Single by Madness

from the album 7
- B-side: "Memories"
- Released: 17 April 1981
- Recorded: 1981
- Genre: Reggae; 2-tone;
- Length: 3:40
- Label: Stiff
- Songwriter: Mike Barson
- Producers: Clive Langer; Alan Winstanley;

Madness singles chronology
| "The Return of the Los Palmas 7" (1981) | "Grey Day" (1981) | "Shut Up" (1981) |

= Grey Day =

1981 single by Madness

"Grey Day" is a 2-Tone song written by Mike Barson and recorded by British pop/ska band Madness. The song was the first single released from the band's third studio album 7. It was a big departure from their early ska sound with a much darker, miserable feel. The song title does not appear in the lyrics as a single phrase, though a couplet rhyming "grey" with "day" features in the chorus.

The song was released as a single on 17 April 1981. The song spent 10 weeks in the UK Singles Chart, reaching a high of number 4. It was able to crack the charts in Australia as well, but only as high as number 82.

== Background ==
The song was written prior to the band becoming a success in the UK music scene, and the first performance of the song came back in 1978 at the Acklam Hall while the band were known as "The North London Invaders". However, the song was dropped soon afterwards. Eventually, during recording sessions before 7, the band rediscovered the song and recorded it with a different arrangement.

Barson has spoken about how he wrote the lyrics in the album's liner notes:
"When I wrote lyrics in those days, I'd just sit down and write and not really know what I was writing about, and the words just come. People have said the song is about nuclear holocaust, and I'm like, "Yeah, that sounds good!" I wish it had been about that. What is it actually about? Like I said I don't know! I was just trying to write something that was like the film Eraserhead. I loved that film, it's weird atmosphere. I was just trying to capture that nightmarish feeling."

==Music video==
The music video for the single was filmed in March 1981. The majority of the video was shot on an open top bus as it drove around London, and in Bowmans shop window on Camden High Street, where the band performed the song.
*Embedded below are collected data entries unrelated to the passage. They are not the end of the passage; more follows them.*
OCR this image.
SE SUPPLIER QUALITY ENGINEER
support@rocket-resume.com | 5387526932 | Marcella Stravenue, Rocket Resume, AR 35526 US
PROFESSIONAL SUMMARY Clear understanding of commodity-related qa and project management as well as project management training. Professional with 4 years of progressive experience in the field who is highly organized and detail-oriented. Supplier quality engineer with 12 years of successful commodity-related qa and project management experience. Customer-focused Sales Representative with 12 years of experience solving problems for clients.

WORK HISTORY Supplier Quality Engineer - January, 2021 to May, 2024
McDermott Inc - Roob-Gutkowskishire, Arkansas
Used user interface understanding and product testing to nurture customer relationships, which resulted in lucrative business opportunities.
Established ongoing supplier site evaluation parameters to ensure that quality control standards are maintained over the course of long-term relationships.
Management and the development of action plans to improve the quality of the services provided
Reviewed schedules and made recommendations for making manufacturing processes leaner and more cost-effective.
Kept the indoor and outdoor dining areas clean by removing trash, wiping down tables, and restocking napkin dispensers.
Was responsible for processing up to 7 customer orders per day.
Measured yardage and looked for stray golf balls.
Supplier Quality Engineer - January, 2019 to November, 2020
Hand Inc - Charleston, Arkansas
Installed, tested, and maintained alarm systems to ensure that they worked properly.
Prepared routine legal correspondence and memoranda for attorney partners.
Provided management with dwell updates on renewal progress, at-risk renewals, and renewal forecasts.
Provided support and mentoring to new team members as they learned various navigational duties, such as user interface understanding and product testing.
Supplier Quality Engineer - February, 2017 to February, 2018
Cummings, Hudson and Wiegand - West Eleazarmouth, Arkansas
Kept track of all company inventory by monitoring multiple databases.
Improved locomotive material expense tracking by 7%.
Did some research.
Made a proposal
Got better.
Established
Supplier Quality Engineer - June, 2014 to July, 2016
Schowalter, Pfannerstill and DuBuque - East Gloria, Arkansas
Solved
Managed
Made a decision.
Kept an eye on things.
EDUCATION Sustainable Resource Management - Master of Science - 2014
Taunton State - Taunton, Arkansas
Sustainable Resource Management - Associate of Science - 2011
The street they are featured walking down is Royal College Street just off Camden High Street; they're seen entering houses between 109 and 121. A recurring theme in the music video is common dreams such as dreaming; that one is flying or falling.

==Appearances==
"Grey Day" is one of Madness' most anthologised singles. In addition to its single release and appearance on the album 7, "Grey Day" also appears on the Madness collections Divine Madness (a.k.a. The Heavy Heavy Hits), Complete Madness, It's... Madness, The Business and Our House. It also features on all four US Madness retrospectives, Madness, Total Madness, Ultimate Collection and The Millennium Collection.

==Formats and track listings==
These are the formats and track listings of major single releases of "Grey Day".

- 7" single / Cassette single
1. "Grey Day" (Barson) - 3:37
2. "Memories" (Foreman) - 2:24

- 12" single
3. "Un Paso Adelante!" (Campbell) - 2:18
4. "Baggy Trousers" (McPherson/Foreman) - 2:46
5. "Grey Day" (Barson) - 3:37
6. "Take It or Leave It" (Thompson/Barson) - 3:27

==Charts==

| Chart (1981) | Peak position |
|---|---|
| Australia (Kent Music Report) | 82 |
| Belgium (Ultratop 50 Flanders) | 28 |
| Ireland (IRMA) | 4 |
| Netherlands (Dutch Top 40) | 25 |
| Netherlands (Single Top 100) | 18 |
| UK Singles (OCC) | 4 |

==Certifications and sales==

| Region | Certification | Certified units/sales |
| United Kingdom (BPI) | Silver | 250,000^{^} |
^{^} Shipments figures based on certification alone.